Was macht deine Arbeit besonders interessant?

Ich erlebe die Betriebseinführung des grössten grenzüberschreitenden Regionalbahnnetzes Europas. Die Zusammenarbeit mit Vertretern jeder Division bereichert diese Erfahrung. Es ist interessant, eine Gesamtvision des Prozesses zu haben und all seine Facetten zu kennen. Grosse Herausforderungen machen die Arbeit abwechslungsreich und spannend: die Vielfalt der Themen, der Austausch in den verschiedenen Arbeitsgruppen und die Suche nach innovativen Lösungen.

Welche Herausforderungen kommen noch auf dich zu?

Mit den verschiedenen Partnern, insbesondere der SNCF, müssen wir noch die grenzüberschreitenden Vertriebsgrundsätze definieren und vertraglich festlegen. Wir wollen das ganze Angebot sowohl in Frankreich als auch in der Schweiz auf den wichtigsten Verkaufskanälen verfügbar machen.
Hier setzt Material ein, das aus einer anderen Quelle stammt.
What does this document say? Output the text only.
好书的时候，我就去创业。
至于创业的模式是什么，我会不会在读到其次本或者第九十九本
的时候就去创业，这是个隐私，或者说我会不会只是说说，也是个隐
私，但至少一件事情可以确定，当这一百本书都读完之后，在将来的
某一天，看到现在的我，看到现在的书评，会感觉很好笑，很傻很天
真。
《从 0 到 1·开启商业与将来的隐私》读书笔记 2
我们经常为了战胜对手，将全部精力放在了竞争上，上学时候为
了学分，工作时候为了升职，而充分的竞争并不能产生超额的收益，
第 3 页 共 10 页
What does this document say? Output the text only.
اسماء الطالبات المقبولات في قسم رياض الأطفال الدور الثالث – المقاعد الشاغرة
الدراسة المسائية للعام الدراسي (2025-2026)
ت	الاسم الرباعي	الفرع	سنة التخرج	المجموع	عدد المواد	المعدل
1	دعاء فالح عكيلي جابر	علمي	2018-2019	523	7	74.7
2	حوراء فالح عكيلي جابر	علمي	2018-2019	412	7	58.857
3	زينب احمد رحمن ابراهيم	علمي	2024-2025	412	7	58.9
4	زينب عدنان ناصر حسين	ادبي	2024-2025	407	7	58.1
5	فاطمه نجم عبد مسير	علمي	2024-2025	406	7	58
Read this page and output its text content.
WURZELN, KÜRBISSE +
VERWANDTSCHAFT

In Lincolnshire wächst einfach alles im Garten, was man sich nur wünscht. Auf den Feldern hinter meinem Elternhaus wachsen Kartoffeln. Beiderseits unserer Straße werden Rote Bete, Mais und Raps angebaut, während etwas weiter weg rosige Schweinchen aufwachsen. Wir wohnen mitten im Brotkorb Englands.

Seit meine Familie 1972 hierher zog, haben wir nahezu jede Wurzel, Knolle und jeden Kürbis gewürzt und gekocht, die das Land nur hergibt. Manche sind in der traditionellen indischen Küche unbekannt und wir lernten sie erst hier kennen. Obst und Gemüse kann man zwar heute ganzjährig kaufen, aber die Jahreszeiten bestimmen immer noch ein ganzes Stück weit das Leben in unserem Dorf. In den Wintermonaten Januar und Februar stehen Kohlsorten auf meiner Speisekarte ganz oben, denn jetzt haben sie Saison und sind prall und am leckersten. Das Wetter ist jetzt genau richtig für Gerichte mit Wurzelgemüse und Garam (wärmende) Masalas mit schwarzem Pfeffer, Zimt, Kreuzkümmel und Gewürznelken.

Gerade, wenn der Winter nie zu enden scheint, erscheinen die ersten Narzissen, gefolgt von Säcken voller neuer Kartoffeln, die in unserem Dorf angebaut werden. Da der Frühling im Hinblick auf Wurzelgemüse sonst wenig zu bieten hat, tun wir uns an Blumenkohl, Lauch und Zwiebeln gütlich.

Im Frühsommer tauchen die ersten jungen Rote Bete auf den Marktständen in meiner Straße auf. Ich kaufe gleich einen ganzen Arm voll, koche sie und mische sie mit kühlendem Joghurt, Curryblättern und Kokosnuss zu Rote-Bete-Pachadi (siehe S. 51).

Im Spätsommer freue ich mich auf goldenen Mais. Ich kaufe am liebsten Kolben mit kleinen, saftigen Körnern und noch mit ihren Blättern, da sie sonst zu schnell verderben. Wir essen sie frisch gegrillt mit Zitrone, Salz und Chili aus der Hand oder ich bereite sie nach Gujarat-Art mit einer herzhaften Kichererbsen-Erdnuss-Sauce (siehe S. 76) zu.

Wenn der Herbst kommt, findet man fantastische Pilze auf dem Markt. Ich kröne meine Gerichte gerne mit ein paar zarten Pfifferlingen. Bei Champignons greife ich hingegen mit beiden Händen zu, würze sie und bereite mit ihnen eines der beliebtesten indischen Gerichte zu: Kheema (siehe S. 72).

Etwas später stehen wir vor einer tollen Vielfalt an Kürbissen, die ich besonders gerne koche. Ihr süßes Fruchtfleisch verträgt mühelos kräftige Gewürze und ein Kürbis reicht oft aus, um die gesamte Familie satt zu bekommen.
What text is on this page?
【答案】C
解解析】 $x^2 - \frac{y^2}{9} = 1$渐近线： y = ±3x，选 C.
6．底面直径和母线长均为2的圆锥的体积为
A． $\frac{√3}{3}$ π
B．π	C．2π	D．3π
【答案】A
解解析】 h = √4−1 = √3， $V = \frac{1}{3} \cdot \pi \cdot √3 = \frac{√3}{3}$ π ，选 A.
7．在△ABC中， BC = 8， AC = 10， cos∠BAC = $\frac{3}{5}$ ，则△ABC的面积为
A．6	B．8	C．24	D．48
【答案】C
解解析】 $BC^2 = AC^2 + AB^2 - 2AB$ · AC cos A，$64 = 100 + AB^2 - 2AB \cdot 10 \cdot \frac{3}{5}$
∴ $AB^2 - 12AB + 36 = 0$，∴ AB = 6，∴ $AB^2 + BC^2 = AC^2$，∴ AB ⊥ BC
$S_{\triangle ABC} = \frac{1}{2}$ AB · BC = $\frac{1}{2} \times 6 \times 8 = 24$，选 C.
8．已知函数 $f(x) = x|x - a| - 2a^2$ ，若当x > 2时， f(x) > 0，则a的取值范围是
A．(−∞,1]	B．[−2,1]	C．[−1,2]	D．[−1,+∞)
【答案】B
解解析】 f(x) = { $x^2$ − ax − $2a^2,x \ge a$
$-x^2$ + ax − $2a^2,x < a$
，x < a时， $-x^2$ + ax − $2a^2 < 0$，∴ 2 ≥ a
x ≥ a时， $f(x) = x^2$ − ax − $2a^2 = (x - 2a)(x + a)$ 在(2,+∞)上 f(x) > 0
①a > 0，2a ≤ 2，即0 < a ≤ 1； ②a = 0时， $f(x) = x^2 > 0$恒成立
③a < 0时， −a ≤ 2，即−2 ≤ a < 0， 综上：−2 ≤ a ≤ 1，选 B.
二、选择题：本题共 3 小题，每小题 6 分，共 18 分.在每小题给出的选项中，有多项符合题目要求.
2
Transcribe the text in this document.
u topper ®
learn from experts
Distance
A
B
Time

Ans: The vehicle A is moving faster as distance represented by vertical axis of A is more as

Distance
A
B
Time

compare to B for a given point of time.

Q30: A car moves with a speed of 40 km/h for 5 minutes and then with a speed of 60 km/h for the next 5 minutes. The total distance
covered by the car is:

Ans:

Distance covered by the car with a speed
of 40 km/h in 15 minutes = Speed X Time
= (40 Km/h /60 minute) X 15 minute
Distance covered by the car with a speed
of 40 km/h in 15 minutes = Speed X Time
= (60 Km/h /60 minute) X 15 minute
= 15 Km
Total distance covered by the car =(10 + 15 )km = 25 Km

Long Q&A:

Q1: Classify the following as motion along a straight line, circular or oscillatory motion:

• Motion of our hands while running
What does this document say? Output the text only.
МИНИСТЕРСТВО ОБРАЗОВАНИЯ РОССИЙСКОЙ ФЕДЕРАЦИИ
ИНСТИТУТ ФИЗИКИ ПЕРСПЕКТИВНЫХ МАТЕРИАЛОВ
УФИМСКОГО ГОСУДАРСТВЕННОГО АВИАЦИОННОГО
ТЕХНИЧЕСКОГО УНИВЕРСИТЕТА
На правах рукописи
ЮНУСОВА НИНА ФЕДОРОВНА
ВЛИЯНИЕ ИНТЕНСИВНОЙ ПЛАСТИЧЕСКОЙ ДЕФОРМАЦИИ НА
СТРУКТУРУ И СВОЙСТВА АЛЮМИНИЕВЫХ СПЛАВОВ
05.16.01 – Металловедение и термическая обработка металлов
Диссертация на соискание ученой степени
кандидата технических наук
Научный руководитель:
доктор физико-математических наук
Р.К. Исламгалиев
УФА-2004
Demnächst startet eine bedeutende Umsetzungsphase, die eine sorgfältige Koordination und Kontrolle erfordert. Dabei geht es um die Rekrutierung und Ausbildung der Mitarbeitenden, um den Bau und die Inbetriebnahme des Reisezentrums Eaux-Vives, um die Montage der Anlagen für den Verkauf von Fahrausweisen in den neuen Bahnhöfen und um die Begleitung der Personen mit eingeschränkter Mobilität. Ich nutze diese Gelegenheit, um mich bei allen betroffenen Personen für ihren Einsatz zu bedanken.

Michael Pittet, Projektleiter Bedienter Vertrieb

Seine Rolle, bevor er die heutige Funktion übernommen hat:
IT-Vertriebsmanager bei der SBB

Alter und Jahre bei der SBB:
Er ist 38 Jahre alt und seit 21 Jahre bei der SBB

So erlebt er den Léman-Express:
«Ich kann damit meinen Schwager im schönen Annecy besuchen. Wir lieben es beide zu wakesurfen und werden dabei das tolle Panorama vom See aus geniessen.»

OVMEL: Die ganze Bahnproduktionskette an einem Tisch

Die Organisation Personenverkehr wurde für die Betriebseinführung Léman im Februar 2017 lanciert, um den kommerziellen Betrieb des Léman Express bis Dezember 2019 aufzugleisen und dabei die Projekte von Léman 2030 zu berücksichtigen. In dieser Struktur sind alle Kompetenzen der Division Personenverkehr zusammengefasst. Somit bildet sie die gesamte Bahnproduktionskette ab. Die OVMEL ist also eine Art Division Personenverkehr in Miniatur. Die Bauarbeiten an der CEVA-Strecke gehen Mitte 2019 zu Ende. Damit sind nun alle Augen auf das künftige Personenverkehrsangebot gerichtet. Die OVMEL besteht aus einer Projektleitung und zehn Teilprojekten (Losen). Für jedes Los ist je ein Fachkader verantwortlich. Vom Standort der Billettautomaten über die Anzahl der im Netz verkehrenden Züge bis zur Lokführerausbildung werden hier alle konkreten Aspekte des künftigen Léman-Express-Angebots entworfen und genehmigt. Und dies immer in Zusammenarbeit mit der SNCF und unserer Tochtergesellschaft Lémanis AG. Weniger als 350 Tage vor Inbetriebnahme des Léman Express soll mit dieser Porträt-Serie gezeigt werden, wie umfassend und vielfältig die Arbeiten sind, die unsere Kollegen und ihre Teams – insgesamt etwa 60 Personen – dafür erbringen. Dabei werden auch die facettenreichen Aspekte vorgestellt, welche die Schaffung dieses beispiellosen grenzüberschreitenden Bahnangebots mit sich bringt. Bitte steigt ein in den Léman Express!